(HealthDay)—There’s some good news about the new coronavirus: Preliminary research suggests that the virus cannot be transmitted from an infected pregnant woman to the fetus.
The researchers stressed that the study population was small—just nine pregnant women—and a number of other factors mean questions linger when it comes to maternal-fetal transmission.
For the study, the researchers analyzed the medical records of the women, who ranged from 26 to 40 years of age. All of the women lived in Wuhan, China, the epicenter of the newly named COVID-19 coronavirus outbreak, which has so far infected nearly 45,000 people and killed 1,113 in China.
All of the women had developed pneumonia as a result of their infection, and all were in their third trimester, according to a team led by Yuanzhen Zhang of Zhongnan Hospital of Wuhan University, China. The women all recovered from their illness and were given antibiotics and oxygen therapy. Six received antiviral therapy as well.
As for the deliveries, there were two cases of fetal distress (a condition where the baby experiences a temporary low level of oxygen), and two deliveries involved a premature rupture of the fetal membrane, but all nine pregnancies resulted in live births.
Most importantly, six of the nine newborns were tested and showed no signs of infection with COVID-19. Babies were tested for presence of the virus via throat swab samples, umbilical cord blood and sampling of amniotic fluid, the team noted. None of these samples turned up positive for COVID-19.
The sampling was done in the operating room at the time of birth, to help guarantee that no outside contamination had interfered with the results.
The study was published Feb. 12 in The Lancet, and was prompted by a prior report of an infant born to a mother infected with the coronavirus. That baby did test positive for the coronavirus within 36 hours of birth.
The new study suggests that infection in the womb is not likely. However, the Chinese team stressed that their findings are based on a small number of cases collected over a short period of time. The cases also only included women who were late in their pregnancies and gave birth by cesarean section.
That means that it’s still unclear how infection with the coronavirus during the first or second trimester of pregnancy affects mothers and their babies, or whether the virus can be passed from mother to child during a vaginal birth.
“It is important to note that many important clinical details of this case are missing, and for this reason, we cannot conclude from this one case whether intrauterine infection is possible.
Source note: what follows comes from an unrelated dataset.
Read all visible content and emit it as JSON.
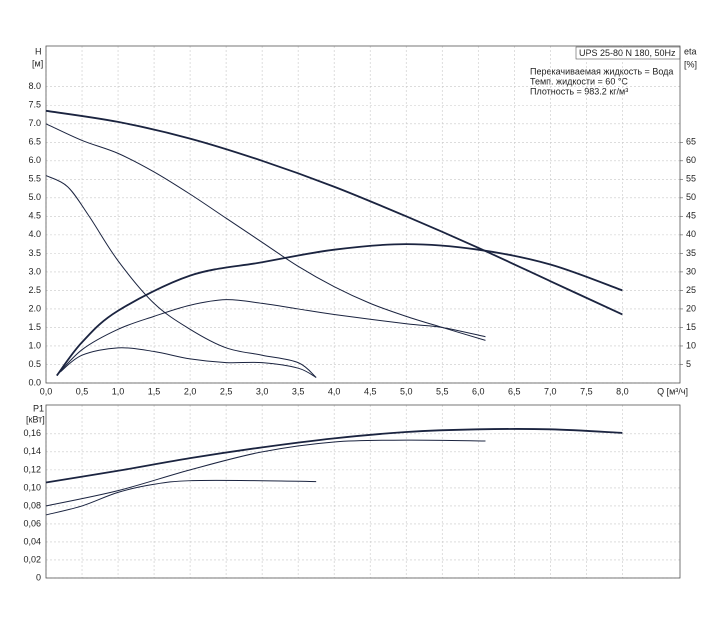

Nonetheless, we should continue to pay special attention to newborns born to mothers with COVID-19 pneumonia to help prevent infections in this group,” Zhang said in a journal news release.
Study co-author Huixia Yang, of Peking University First Hospital, added that “this is important to study because pregnant women can be particularly susceptible to respiratory pathogens and severe pneumonia because they are immunocompromised and because of pregnancy-related physiological changes.”
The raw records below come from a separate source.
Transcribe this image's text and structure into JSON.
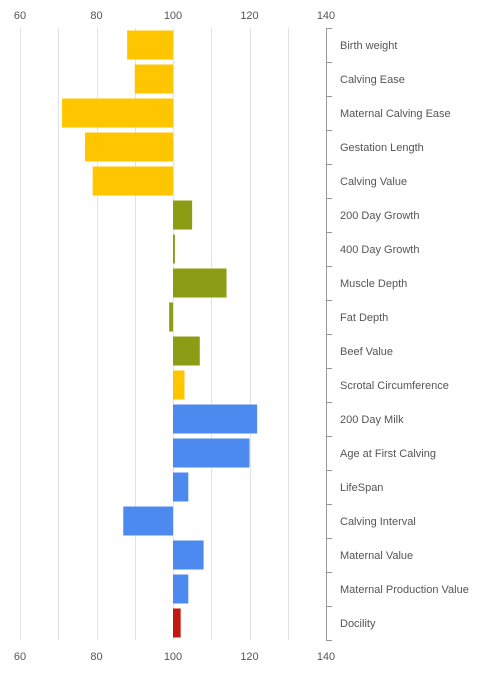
{
  "chart_data": {
    "type": "bar",
    "orientation": "horizontal",
    "baseline": 100,
    "xlim": [
      60,
      140
    ],
    "x_ticks": [
      60,
      80,
      100,
      120,
      140
    ],
    "x_tick_labels": [
      "60",
      "80",
      "100",
      "120",
      "140"
    ],
    "x_axis_position": "top and bottom",
    "y_axis_position": "right",
    "grid": true,
    "title": "",
    "xlabel": "",
    "ylabel": "",
    "categories": [
      "Birth weight",
      "Calving Ease",
      "Maternal Calving Ease",
      "Gestation Length",
      "Calving Value",
      "200 Day Growth",
      "400 Day Growth",
      "Muscle Depth",
      "Fat Depth",
      "Beef Value",
      "Scrotal Circumference",
      "200 Day Milk",
      "Age at First Calving",
      "LifeSpan",
      "Calving Interval",
      "Maternal Value",
      "Maternal Production Value",
      "Docility"
    ],
    "values": [
      88,
      90,
      71,
      77,
      79,
      105,
      100.5,
      114,
      99,
      107,
      103,
      122,
      120,
      104,
      87,
      108,
      104,
      102
    ],
    "bar_colors": [
      "#FFC600",
      "#FFC600",
      "#FFC600",
      "#FFC600",
      "#FFC600",
      "#8C9C14",
      "#8C9C14",
      "#8C9C14",
      "#8C9C14",
      "#8C9C14",
      "#FFC600",
      "#4D8AF0",
      "#4D8AF0",
      "#4D8AF0",
      "#4D8AF0",
      "#4D8AF0",
      "#4D8AF0",
      "#C4180F"
    ],
    "colors": {
      "grid": "#e3e3e3",
      "axis": "#999999",
      "text": "#555555"
    }
  }
}
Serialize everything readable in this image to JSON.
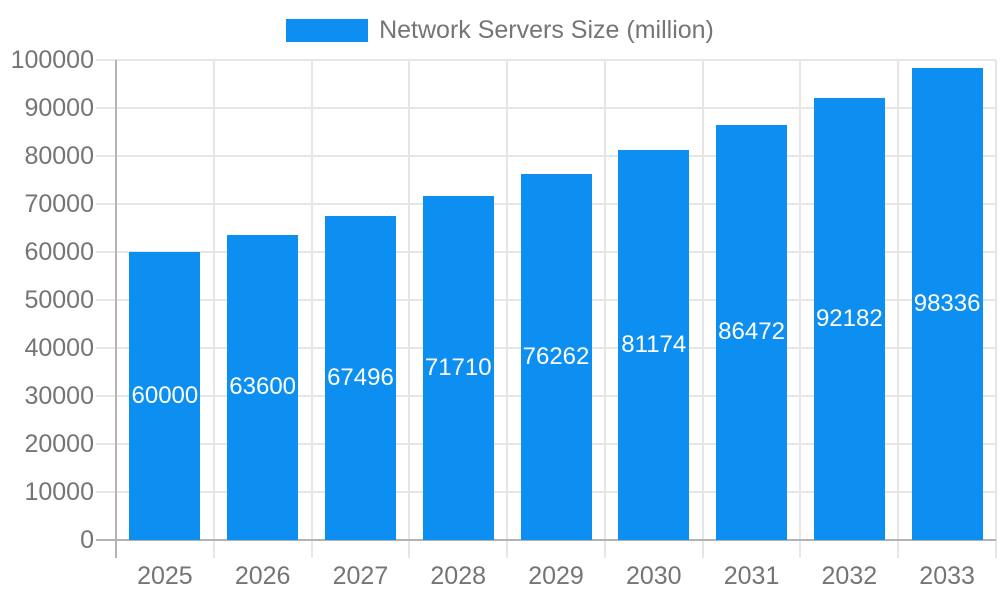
{
  "legend": {
    "label": "Network Servers Size (million)"
  },
  "chart_data": {
    "type": "bar",
    "title": "Network Servers Size (million)",
    "series_name": "Network Servers Size (million)",
    "categories": [
      "2025",
      "2026",
      "2027",
      "2028",
      "2029",
      "2030",
      "2031",
      "2032",
      "2033"
    ],
    "values": [
      60000,
      63600,
      67496,
      71710,
      76262,
      81174,
      86472,
      92182,
      98336
    ],
    "bar_value_labels": [
      "60000",
      "63600",
      "67496",
      "71710",
      "76262",
      "81174",
      "86472",
      "92182",
      "98336"
    ],
    "xlabel": "",
    "ylabel": "",
    "ylim": [
      0,
      100000
    ],
    "ytick_step": 10000,
    "yticks": [
      0,
      10000,
      20000,
      30000,
      40000,
      50000,
      60000,
      70000,
      80000,
      90000,
      100000
    ],
    "ytick_labels": [
      "0",
      "10000",
      "20000",
      "30000",
      "40000",
      "50000",
      "60000",
      "70000",
      "80000",
      "90000",
      "100000"
    ],
    "grid": true,
    "legend_position": "top-center",
    "value_label_position": "inside-center"
  },
  "colors": {
    "bar": "#0d8ff2",
    "grid_line": "#e6e6e6",
    "axis_line": "#b3b3b3",
    "tick_text": "#757575",
    "bar_label_text": "#ffffff",
    "background": "#ffffff"
  }
}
Speaking in the news release, Yang said that pregnancy-linked factors “could leave them at higher risk of poor outcomes. Although in our study no patients developed severe pneumonia or died of their infection, we need to continue to study the virus to understand the effects in a larger group of pregnant women.”
Follow-up of the women and children in this study is needed to assess their long-term health, the study authors said.
The researchers noted that these findings are similar to those for severe acute respiratory syndrome (SARS) infection in pregnant women. There was no evidence that the SARS virus was passed from mother to child during pregnancy or birth.